Location: [Reed College] [Department of English] [Laura Arnold][ Nation and Narration]Daily Readings
1. Readings:
Hawthorne, "The Great Stone Face," "My Visit to Niagara" (reader)
Dona Brown, "The Uses of Scenery" (Inventing New England 41-74)
Art about Niagara Falls and Landscape
2. In "Self-Reliance," Emerson disparages travel, particularly to Europe, by insisting that "it is want of self-culture that the superstition of Traveling, whose idols are Italy, England, Egypt, retains its fascination for all educated Americans" (108). Why were Americans obsessed with going on tours during this era? How did America ever replace these "idols" as a respectable place to travel? Please read Dona Brown's "Uses of Scenery" (on reserve) to get a background in American tourism during this era. What might Emerson think of these rather staged responses to Nature?
3. Nathaniel Hawthorne has traditionally (and rightfully) recognized as one of
the great writers of the American Renaissance. Born on Independence Day, 1804
in Salem Massachusetts, Hawthorne was a descendants of the Puritans, about
which he wrote a number of stories and novels (most famously, The Scarlet
Letter.) He attended Bowdoin College and heard poet Henry Longfellow speak
at his graduation of the hope that "Our Native Writers" would achieve lasting
fame. In 1838 Hawthorne became engaged to Sophia Peabody, the invalid sister
of Elizabeth Peabody, an important figure in New England reform and education
movements. (Elizabeth Peabody was Alcott's assistant in drawing out knowledge
from young New Englanders. Their efforts--and the children's often hilarious
responses--are recorded in the 1836 book Conversations with Children on the
Gospels.) Hawthorne's investments during the early years of his marriage
in Brook Farm (a utopian community) became the source for his novel The
Blithedale Romance, which we will be reading later in the semester. In
spite of his jealousy over the success of the "damned mob of scribbling
women" who he felt gave him "no chance of success while the public taste is
occupied with their trash" and his own assurance that "I should be ashamed of
myself if I did succeed," Hawthorne became a major literary figure during his
day and had at least one important "groupie"--Herman Melville. Hawthorne is
buried in Sleepy Hollow Cemetery near Concord (Baym 1014-1018).
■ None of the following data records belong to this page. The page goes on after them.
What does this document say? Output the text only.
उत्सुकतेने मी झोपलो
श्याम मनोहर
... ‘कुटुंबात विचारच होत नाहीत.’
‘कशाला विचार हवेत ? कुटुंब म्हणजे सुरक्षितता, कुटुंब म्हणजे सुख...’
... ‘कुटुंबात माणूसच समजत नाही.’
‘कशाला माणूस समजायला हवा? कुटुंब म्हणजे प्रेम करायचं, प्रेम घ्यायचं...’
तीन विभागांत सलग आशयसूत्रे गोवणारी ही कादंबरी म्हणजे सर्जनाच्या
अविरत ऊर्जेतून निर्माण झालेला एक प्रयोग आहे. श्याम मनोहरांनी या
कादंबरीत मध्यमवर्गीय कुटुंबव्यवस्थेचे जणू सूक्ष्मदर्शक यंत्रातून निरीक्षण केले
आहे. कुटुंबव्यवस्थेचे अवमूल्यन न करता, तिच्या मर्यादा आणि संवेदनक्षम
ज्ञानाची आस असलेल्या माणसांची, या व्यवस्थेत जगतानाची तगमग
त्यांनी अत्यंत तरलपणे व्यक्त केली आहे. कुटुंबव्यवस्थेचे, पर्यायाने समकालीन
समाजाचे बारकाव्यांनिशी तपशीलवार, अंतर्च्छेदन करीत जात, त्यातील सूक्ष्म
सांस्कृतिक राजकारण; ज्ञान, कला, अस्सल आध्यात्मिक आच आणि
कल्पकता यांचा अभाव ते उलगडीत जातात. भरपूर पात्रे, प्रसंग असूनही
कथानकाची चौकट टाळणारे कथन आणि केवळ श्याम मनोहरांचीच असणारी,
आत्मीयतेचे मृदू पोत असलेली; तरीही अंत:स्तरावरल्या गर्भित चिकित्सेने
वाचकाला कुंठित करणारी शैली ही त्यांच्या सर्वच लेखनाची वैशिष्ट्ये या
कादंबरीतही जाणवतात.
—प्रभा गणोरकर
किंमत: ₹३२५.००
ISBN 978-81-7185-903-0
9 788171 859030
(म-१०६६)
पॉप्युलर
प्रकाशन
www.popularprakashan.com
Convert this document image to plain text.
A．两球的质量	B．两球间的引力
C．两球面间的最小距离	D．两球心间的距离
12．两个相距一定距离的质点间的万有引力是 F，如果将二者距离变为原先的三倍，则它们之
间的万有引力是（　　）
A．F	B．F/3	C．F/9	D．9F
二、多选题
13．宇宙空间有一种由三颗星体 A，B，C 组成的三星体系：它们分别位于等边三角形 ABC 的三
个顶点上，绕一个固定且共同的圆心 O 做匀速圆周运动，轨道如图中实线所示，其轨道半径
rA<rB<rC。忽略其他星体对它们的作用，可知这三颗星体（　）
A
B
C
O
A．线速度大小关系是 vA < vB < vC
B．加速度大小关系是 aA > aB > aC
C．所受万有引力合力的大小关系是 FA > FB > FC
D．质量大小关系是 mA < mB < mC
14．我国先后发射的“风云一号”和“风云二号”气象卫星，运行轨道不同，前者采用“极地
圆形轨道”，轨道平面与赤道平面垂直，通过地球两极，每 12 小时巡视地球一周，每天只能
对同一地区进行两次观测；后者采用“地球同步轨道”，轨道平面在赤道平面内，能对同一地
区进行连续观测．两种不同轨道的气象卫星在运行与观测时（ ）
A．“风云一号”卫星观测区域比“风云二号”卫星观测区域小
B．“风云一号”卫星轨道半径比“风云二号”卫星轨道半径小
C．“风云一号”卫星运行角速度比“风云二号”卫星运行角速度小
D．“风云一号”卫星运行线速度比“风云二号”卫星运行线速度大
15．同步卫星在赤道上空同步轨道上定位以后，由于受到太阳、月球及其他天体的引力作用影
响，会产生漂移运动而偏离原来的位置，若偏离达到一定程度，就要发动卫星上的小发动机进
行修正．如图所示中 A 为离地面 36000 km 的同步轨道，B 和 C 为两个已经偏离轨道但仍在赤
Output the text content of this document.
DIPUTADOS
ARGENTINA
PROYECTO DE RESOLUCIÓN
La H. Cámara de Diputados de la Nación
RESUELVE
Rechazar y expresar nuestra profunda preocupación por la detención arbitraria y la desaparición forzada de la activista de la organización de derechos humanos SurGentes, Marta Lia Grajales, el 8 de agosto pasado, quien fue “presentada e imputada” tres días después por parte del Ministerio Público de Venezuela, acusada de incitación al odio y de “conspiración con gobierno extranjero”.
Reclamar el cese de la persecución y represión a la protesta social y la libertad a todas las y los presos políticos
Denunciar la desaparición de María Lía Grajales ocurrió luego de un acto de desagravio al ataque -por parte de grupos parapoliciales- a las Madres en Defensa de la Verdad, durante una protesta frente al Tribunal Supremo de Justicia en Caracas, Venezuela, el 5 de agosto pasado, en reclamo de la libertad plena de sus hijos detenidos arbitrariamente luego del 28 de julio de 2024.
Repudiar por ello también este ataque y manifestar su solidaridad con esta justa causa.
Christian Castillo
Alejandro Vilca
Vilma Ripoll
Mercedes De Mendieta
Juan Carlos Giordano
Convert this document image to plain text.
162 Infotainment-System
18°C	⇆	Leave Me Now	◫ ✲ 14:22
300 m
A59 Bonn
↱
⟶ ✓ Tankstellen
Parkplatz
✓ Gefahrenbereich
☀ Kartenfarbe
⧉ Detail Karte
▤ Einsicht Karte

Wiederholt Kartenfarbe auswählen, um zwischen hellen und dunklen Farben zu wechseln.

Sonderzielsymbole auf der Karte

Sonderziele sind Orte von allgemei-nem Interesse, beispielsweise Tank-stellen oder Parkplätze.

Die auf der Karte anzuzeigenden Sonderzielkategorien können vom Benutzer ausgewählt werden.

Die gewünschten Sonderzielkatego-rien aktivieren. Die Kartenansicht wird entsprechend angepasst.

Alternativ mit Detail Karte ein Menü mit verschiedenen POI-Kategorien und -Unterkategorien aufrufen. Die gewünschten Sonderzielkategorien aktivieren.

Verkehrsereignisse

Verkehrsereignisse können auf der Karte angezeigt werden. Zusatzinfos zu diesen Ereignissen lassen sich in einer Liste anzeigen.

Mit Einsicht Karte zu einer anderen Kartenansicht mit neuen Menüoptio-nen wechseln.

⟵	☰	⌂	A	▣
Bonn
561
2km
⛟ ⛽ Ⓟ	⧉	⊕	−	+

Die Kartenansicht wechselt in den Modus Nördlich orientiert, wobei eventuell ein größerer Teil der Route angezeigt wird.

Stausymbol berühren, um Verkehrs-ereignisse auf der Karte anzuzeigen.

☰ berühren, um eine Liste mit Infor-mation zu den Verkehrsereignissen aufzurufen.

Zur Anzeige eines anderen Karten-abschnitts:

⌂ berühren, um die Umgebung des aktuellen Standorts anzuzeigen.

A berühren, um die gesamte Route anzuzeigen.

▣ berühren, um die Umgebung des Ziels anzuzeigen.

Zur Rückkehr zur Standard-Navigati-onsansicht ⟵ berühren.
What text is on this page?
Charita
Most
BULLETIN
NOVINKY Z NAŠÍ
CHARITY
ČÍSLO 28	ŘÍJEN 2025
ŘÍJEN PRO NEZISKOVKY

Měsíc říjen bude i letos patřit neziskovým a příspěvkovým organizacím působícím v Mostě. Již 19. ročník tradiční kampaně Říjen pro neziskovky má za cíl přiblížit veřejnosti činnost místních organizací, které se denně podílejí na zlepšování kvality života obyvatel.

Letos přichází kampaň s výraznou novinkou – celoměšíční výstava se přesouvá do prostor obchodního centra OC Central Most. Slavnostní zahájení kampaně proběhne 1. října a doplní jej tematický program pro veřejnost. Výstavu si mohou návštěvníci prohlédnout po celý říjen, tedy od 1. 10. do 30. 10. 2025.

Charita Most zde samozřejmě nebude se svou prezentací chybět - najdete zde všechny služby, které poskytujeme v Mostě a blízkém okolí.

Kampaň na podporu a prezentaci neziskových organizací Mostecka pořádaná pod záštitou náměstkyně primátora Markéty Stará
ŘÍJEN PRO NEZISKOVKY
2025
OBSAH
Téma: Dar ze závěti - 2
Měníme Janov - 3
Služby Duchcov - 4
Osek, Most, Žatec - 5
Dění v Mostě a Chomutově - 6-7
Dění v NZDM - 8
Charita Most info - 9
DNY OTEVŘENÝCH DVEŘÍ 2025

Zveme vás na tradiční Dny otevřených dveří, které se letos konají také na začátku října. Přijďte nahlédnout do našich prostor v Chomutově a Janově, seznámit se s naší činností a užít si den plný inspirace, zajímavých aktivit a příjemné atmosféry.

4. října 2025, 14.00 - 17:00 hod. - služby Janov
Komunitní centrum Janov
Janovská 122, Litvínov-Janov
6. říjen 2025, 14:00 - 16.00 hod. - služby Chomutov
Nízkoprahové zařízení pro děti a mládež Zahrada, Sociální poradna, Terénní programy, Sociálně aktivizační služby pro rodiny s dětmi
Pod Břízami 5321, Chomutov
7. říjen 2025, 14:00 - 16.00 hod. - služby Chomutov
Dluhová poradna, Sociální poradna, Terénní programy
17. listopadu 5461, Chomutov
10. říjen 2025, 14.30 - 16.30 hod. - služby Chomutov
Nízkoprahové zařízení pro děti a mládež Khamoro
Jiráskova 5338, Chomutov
4. As you read Hawthorne's travel stories "the Great Stone Face" and "My Visit
to Niagara Falls," I would like you to do a distinctly literary reading of the
sketches. What do you make of the narrator and the main characters? How does
Ernest compare to Emerson's idyllic understanding of childhood? How does the
language used by him compare to that of the narrator and other characters?
What is the narrator's response to these natural wonders? How does Ernest?
5. The American sublime. How do American responses to scenery compare to responses to European landscapes such as "Mont Blanc"? Compare paintings of Niagara Falls to that the descriptions in Hawthorne's story.